EYANG BANTEN : 0462. JADI KEPALEE :

Pertengahan th 50-an pergi ke Lampung meninggalkan ibu nenek dan nenek yg masih kecil, dan terus sampai ke kecamatan Kasuy ini, keadaannya masih sepi dan terpencil, sehingga sulit dilacak orang. Pelarian ini kata ibu nenek berkaitan dg intrik dan persaingan itu.

Disini sdh ada saudara yg tinggal lebih dahulu uwa Jahra namanya, kerjanya tukang cukur, eyang pun memulai karier baru sebagai tukang cukur.
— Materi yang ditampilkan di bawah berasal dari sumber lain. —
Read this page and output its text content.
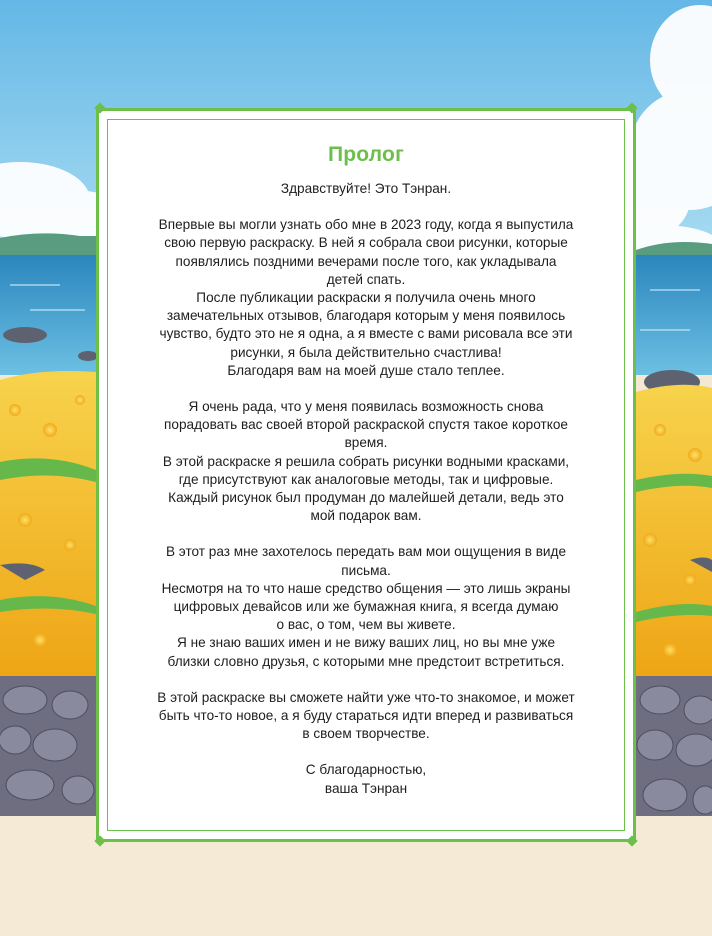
Пролог

Здравствуйте! Это Тэнран.

Впервые вы могли узнать обо мне в 2023 году, когда я выпустила
свою первую раскраску. В ней я собрала свои рисунки, которые
появлялись поздними вечерами после того, как укладывала
детей спать.
После публикации раскраски я получила очень много
замечательных отзывов, благодаря которым у меня появилось
чувство, будто это не я одна, а я вместе с вами рисовала все эти
рисунки, я была действительно счастлива!
Благодаря вам на моей душе стало теплее.

Я очень рада, что у меня появилась возможность снова
порадовать вас своей второй раскраской спустя такое короткое
время.
В этой раскраске я решила собрать рисунки водными красками,
где присутствуют как аналоговые методы, так и цифровые.
Каждый рисунок был продуман до малейшей детали, ведь это
мой подарок вам.

В этот раз мне захотелось передать вам мои ощущения в виде
письма.
Несмотря на то что наше средство общения — это лишь экраны
цифровых девайсов или же бумажная книга, я всегда думаю
о вас, о том, чем вы живете.
Я не знаю ваших имен и не вижу ваших лиц, но вы мне уже
близки словно друзья, с которыми мне предстоит встретиться.

В этой раскраске вы сможете найти уже что-то знакомое, и может
быть что-то новое, а я буду стараться идти вперед и развиваться
в своем творчестве.

С благодарностью,
ваша Тэнран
Karena eyang pandai bergaul jujur dan pilih tanding, disini mulai banyak dikenal orang, di Kasuy juga banyak kuli angkut karung kopi dan lada orang Banten dan sekitarnya, mereka banyak tahu dan kenal dg eyang.

Ahirnya bukan hanya orang Banten yg kenal baik sama eyang, semua orang Sunda, Jawa dan orang Lampung baik dan mendukung eyang menjadi Kepalee.

Kala datang warga trasmigrasi orang Bali korban gunung Agung, mereka menempati wilayah kelurahan Desa Kasui, Kepala Sukunya bapak Surya mereka juga baik sekali sama eyang.